WASHINGTON, D.C. – November 4, 2015 – (RealEstateRama) — “Mr. Chairman, thank you for calling today’s joint hearing on aircraft carriers, presence and surge limitations, and expanding power projection options.

“In terms of power projection, technology, flexibility, and global presence, it is hard to argue that there is any stronger component of American might than the aircraft carrier. Today, aircraft carriers are deployed throughout the world, on station when and where our country needs them most. They occupy a key role in our national strategy, providing a permanent and mobile presence in some of the globe’s most contentious hot spots.

“Just last month, for example, USS Ronald Reagan (CVN 76) arrived in Japan to be our nation’s only permanently forward-deployed carrier in the Asia-Pacific. While we have grown accustomed to having aircraft carriers permanently on station in the Central Command and Pacific Command Areas of Responsibility, budget decisions of the past are forcing us to accept shortfalls and gaps in the present.

“For example, today there is no carrier on station in the Arabian Gulf. A decade of increased operational tempo for our carrier force coupled with Congressional budget battles have led to shortfalls in fleet maintenance and training. These decisions forced our Navy to execute a carrier reset that is currently underway. This reset will periodically take the aircraft carrier capability off the table in certain regions of the world, and, as we learned a few weeks ago, it will take our carrier force five years to get back to normal.

“As everyone here knows, the USS Theodore Roosevelt (CVN 71) just departed the Middle East last month, and is making its way to its new homeport of San Diego after six months supporting strikes against ISIL under Operation Inherent Resolve. While I know our military leaders have made every effort to mitigate the capability gap created by Roosevelt’s absence, those mitigation efforts only take into account expected events. It is the unexpected that worries me. Unanticipated hostilities or the next humanitarian crisis could erupt at any time, requiring a mobile platform or deep strike capabilities, and we would be challenged to respond with the strength and agility that our carrier force provides.
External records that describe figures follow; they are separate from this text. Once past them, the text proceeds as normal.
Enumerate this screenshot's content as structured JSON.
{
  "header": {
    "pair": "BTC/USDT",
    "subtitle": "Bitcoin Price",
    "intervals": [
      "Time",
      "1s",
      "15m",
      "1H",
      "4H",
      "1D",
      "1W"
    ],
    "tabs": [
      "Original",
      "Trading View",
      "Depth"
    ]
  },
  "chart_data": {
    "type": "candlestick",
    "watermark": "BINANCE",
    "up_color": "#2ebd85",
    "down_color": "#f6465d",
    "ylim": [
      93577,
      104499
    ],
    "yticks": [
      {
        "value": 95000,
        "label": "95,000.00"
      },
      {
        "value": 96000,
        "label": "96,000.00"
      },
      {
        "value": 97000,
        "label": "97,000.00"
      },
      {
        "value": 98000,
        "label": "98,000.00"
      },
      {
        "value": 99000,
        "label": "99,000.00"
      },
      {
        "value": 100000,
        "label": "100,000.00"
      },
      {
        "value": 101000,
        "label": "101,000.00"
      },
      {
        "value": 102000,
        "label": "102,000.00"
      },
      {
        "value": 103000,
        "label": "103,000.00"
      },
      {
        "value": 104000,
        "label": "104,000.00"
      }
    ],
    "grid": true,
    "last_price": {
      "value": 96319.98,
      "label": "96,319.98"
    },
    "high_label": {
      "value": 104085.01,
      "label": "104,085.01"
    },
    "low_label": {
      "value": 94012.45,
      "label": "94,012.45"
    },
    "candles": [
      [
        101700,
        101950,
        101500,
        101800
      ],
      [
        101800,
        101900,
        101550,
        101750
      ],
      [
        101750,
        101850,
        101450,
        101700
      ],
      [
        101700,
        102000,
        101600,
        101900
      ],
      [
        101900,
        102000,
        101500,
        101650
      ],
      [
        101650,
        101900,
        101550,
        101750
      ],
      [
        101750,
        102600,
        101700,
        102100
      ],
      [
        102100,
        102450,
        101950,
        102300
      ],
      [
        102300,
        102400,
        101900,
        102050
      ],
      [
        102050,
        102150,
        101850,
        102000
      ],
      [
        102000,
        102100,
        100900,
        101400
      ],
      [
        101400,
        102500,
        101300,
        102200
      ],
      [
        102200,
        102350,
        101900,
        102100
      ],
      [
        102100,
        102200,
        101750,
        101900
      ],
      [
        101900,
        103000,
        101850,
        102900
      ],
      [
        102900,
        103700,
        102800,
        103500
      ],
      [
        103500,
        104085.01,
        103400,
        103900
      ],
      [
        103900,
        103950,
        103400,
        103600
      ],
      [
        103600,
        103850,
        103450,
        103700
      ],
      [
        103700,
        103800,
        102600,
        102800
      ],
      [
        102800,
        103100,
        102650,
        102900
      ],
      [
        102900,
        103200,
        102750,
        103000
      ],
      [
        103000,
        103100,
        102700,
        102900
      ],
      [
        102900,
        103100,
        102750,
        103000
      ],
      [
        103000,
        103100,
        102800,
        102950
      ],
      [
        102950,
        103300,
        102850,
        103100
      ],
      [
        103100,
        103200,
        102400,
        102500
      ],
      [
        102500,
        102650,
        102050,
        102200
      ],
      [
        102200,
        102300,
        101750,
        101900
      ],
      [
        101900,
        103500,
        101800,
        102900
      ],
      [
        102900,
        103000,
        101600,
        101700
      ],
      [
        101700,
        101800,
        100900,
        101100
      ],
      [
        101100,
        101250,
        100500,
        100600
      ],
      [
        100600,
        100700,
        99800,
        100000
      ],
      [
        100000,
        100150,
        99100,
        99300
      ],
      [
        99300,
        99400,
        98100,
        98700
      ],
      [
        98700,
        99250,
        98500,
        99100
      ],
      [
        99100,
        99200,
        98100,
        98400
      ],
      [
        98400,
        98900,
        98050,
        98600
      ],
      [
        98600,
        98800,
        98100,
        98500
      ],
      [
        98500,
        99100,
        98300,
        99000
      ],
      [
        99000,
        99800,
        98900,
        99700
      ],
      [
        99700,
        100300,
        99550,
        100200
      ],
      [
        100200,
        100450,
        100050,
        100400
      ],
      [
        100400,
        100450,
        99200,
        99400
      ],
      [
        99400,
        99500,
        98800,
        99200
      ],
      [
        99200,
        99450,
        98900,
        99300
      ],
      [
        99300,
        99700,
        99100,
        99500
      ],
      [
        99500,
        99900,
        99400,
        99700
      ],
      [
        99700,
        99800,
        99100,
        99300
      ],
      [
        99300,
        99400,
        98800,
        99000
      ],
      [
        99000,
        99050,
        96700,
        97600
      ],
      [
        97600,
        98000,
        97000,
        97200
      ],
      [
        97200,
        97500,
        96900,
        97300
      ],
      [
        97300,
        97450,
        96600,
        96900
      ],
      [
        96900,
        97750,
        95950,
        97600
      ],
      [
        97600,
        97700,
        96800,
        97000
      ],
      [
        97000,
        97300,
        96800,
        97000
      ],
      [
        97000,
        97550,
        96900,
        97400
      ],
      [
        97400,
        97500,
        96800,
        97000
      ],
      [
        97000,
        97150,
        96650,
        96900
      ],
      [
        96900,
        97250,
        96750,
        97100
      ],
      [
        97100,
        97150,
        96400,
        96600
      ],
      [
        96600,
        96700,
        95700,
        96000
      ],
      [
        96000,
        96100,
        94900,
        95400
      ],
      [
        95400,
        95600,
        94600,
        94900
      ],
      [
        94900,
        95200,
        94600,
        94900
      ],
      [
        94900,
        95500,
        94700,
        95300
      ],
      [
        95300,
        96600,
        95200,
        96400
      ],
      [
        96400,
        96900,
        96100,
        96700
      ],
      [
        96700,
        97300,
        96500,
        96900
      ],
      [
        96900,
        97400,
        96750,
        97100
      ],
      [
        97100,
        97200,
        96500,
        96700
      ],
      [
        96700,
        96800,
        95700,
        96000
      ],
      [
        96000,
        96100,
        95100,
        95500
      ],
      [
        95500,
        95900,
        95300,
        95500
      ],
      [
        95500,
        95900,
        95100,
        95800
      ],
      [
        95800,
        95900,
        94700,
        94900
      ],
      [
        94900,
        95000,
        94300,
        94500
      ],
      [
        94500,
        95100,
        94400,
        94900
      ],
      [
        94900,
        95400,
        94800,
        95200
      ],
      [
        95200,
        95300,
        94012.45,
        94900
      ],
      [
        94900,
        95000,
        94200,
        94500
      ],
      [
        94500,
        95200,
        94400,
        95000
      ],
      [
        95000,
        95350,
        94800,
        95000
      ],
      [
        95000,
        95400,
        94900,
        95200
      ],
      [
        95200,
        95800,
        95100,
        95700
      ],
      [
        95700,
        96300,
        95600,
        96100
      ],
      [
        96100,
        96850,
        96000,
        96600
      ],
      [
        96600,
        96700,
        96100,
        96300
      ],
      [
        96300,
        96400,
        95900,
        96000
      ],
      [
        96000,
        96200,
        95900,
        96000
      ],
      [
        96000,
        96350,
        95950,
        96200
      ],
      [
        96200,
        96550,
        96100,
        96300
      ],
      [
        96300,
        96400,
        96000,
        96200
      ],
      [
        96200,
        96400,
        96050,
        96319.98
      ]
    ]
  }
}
“Simply put, we may be able to mitigate the absence of a carrier and its strike group, but we cannot replace it.

“For this reason, it is important we make every effort to avoid prolonged operational presence gaps. This includes a stable budget that our Navy and our military leaders can plan to, and I am pleased that we took a step towards providing some measure of this in last week’s bipartisan budget agreement. It also requires a renewed focus not just on maintaining our carrier fleet, but also protecting maintenance availabilities to ensure that near term decisions to truncate repair and training to meet operational needs do not further preclude presence and surge requirements in the future. And, finally, the Navy and Congress must continue to work together productively to ensure that we deliver our new carriers in a timely, cost-effective way to get back to the 11 carrier force as soon as possible.

“Given the tremendous stakes involved, I am honored to have our four witnesses here with us today. Their expertise in acquisition, strategy, air warfare, and program management is vital to helping us understand the importance of our aircraft carriers, power projection, readiness, global presence, and cutting edge technology. As Seapower Ranking Member, this topic is vitally important to me because it underpins our naval strategy and guides our decision-making in the global domain. I look forward to the testimony of our witnesses today. With that, Mr. Chairman, I yield back.”